Но рука человека уже метнулась вверх и на мгновение приподняла повязку. У него совсем не было глаз.
— Не надо, — воскликнул Менис, — я же сказал, что верю вам!
Он заметно побледнел.
— Почему, — нервно выкрикнул он, — черт побери, вы тогда здесь стоите и просите подаяние?
Унтер-офицер поправил свою повязку, а затем ответил:
— Я прошу не для себя. Но мои родственники так бедны, что я, с той пенсией, которую получаю, действительно самый состоятельный из них. Я им отдаю и часть своих денег, сколько могу. Но моя сестра, мать этой девочки, больна. Малышка вывела меня на улицу, чтобы я смог принести домой хоть сколько-нибудь.
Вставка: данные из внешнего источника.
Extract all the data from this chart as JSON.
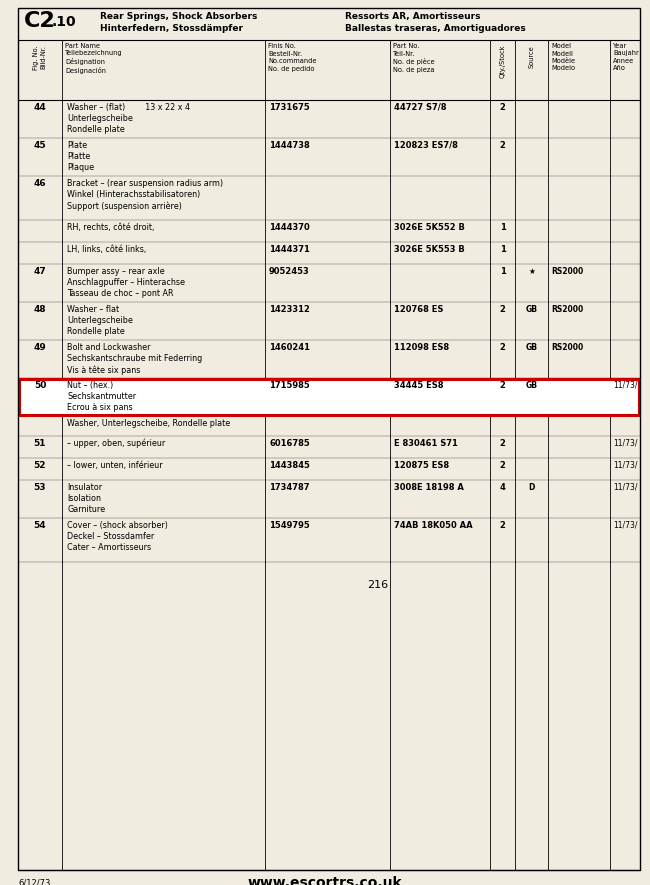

Все же слепому подают более охотно. Я и форму свою надел, сейчас же снова разрешено носить форму. Я подумал, если буду стоять здесь, то люди заметят, что у меня достаточно причин просить милостыню, и что-нибудь нам дадут.
Меня уже мутило от этой сцены. То, что Менис в своей манере выспрашивал все у нищих, мучил их, было мне отвратительно. По крайней мере, я с облегчением отметил, что ему и самому уже достаточно. Он сильно побледнел. Я никак не мог понять, почему же он ничего не дает этому человеку, и к тому же видел, как он подходит все ближе к нему и при этом продолжает пристально его разглядывать. Ребенок совсем испугался, ведь Менис разве что не орал на слепого.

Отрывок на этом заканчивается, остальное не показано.